Similarly, in an alternative aspect and referring now to FIGS. 4A and 4B, the above mentioned result may also be obtained by biasing the thermal transfer surfaces 120 of the housing in lieu of the opposing surfaces 220 of the support. In this aspect, the thermal transfer surfaces 120 may be moveable from a first unengaged position in which the ballast housing is not engaged with the support to a second engaged position. In this aspect, in the first unengaged position, portions of the thermal transfer surfaces are biased outwardly away from the body of the ballast housing at a predetermined angle α, resulting in a spaced relationship of W2. In the second engaged position, in which the ballast housing 100 is engaged with the support, portions of the thermal transfer surfaces are biased inwardly from the first position, resulting in a spaced relationship substantially equal to the spaced relationship of support surfaces W1. Thus, a thermal friction fit is formed between portions of the thermal transfer surfaces and portions of the pair of opposing surfaces.

In another aspect of the invention, the housing defines a trough 130 sized and shaped to accept the ballast 2 therein. The trough 130 and the thermal transfer surfaces 120 may be, for example, formed from a single sheet of material. However, as one skilled in the art can appreciate, the trough may be formed in many various ways.

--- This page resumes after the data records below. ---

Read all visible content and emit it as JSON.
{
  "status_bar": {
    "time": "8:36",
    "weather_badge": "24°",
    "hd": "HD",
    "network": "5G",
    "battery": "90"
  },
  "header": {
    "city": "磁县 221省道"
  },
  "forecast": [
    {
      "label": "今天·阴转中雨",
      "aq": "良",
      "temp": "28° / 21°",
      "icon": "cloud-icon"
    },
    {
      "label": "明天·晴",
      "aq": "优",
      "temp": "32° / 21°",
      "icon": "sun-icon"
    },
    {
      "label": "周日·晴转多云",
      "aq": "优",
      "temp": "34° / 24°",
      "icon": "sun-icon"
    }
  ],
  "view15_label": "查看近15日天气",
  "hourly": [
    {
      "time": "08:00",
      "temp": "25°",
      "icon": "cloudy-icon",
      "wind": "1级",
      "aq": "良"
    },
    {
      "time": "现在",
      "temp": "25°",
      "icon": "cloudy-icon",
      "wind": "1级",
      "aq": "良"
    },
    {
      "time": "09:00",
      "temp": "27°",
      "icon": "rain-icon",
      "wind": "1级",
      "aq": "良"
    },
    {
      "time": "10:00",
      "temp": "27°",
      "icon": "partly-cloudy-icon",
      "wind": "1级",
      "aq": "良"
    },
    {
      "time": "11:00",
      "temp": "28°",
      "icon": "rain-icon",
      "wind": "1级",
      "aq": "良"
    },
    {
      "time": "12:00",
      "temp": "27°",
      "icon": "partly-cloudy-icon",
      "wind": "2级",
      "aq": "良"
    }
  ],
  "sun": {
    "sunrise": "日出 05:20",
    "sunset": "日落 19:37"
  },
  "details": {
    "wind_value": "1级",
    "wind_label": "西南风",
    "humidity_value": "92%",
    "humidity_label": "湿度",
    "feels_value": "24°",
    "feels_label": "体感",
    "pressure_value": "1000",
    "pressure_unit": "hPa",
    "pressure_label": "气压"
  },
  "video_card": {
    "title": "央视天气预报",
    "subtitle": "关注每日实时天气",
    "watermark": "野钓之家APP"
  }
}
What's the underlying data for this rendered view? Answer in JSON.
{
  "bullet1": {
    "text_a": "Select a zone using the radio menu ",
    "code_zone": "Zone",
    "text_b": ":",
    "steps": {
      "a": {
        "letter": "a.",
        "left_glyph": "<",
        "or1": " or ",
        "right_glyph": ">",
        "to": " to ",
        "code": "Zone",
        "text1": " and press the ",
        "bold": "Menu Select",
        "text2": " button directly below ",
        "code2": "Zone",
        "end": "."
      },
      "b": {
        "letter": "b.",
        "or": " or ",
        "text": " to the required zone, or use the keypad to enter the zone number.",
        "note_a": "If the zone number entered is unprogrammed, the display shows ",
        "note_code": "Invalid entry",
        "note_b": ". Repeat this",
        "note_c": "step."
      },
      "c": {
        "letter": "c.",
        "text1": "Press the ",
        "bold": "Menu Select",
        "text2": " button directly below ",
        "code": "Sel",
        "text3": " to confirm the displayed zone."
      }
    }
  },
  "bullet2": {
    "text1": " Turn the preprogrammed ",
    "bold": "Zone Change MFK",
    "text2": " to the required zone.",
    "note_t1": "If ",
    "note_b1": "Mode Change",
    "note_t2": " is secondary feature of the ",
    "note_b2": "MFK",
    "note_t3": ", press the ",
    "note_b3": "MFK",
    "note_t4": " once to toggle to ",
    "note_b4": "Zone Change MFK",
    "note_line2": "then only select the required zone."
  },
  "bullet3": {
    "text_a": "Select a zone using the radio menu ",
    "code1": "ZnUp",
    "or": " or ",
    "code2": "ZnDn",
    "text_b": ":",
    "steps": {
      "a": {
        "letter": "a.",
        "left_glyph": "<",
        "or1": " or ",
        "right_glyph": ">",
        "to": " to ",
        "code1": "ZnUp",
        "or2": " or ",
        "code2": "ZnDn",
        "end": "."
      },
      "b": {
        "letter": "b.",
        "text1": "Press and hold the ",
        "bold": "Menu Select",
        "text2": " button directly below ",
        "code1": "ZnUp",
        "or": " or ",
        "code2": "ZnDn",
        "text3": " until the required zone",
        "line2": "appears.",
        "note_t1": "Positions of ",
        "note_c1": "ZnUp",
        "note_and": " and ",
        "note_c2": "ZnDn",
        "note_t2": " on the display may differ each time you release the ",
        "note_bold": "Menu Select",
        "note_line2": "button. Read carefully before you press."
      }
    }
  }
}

In one aspect, as illustrated in FIG. 2, the trough overlies the inner surface 210 of the support 200. In yet another aspect, the inner surface of the support and the trough 130 substantially envelops the ballast positioned therein.

In another aspect and as illustrated in FIG. 2, the trough may be covered by an elongate trough cover plate 140 substantially underlying the trough 130 and substantially overlying the inner surface of the support. As can be appreciated, the trough cover plate 140 may be in thermal communication with at least one of the thermal transfer surfaces 120. The trough cover plate may also be in thermal communication with a portion of the inner surface 210 of the support 200. This facilitates increased thermal transfer between the ballast, the ballast housing, and the support 200.

Since the ballast is housed within the trough 130 of the ballast housing 100, it may be desirable to further have an endcap 150 thereon one or both ends of the trough of the ballast housing, substantially enclosing the respective end of the trough. In order to facilitate electrical wiring 4, in one aspect, the endcap 150 defines at least one bore 160 therethrough, sized to enable at least one electrical conductor to pass from an interior portion of the trough of the ballast housing through the bore 160.

Although several embodiments of the invention have been disclosed in the foregoing specification, it is understood by those skilled in the art that many modifications and other embodiments of the invention will come to mind to which the invention pertains, having the benefit of the teaching presented in the foregoing description and associated drawings. It is thus understood that the invention is not limited to the specific embodiments disclosed herein above, and that many modifications and other embodiments are intended to be included within the scope of the appended claims. Moreover, although specific terms are employed herein, as well as in the claims which follow, they are used only in a generic and descriptive sense, and not for the purposes of limiting the described invention, nor the claims which follow.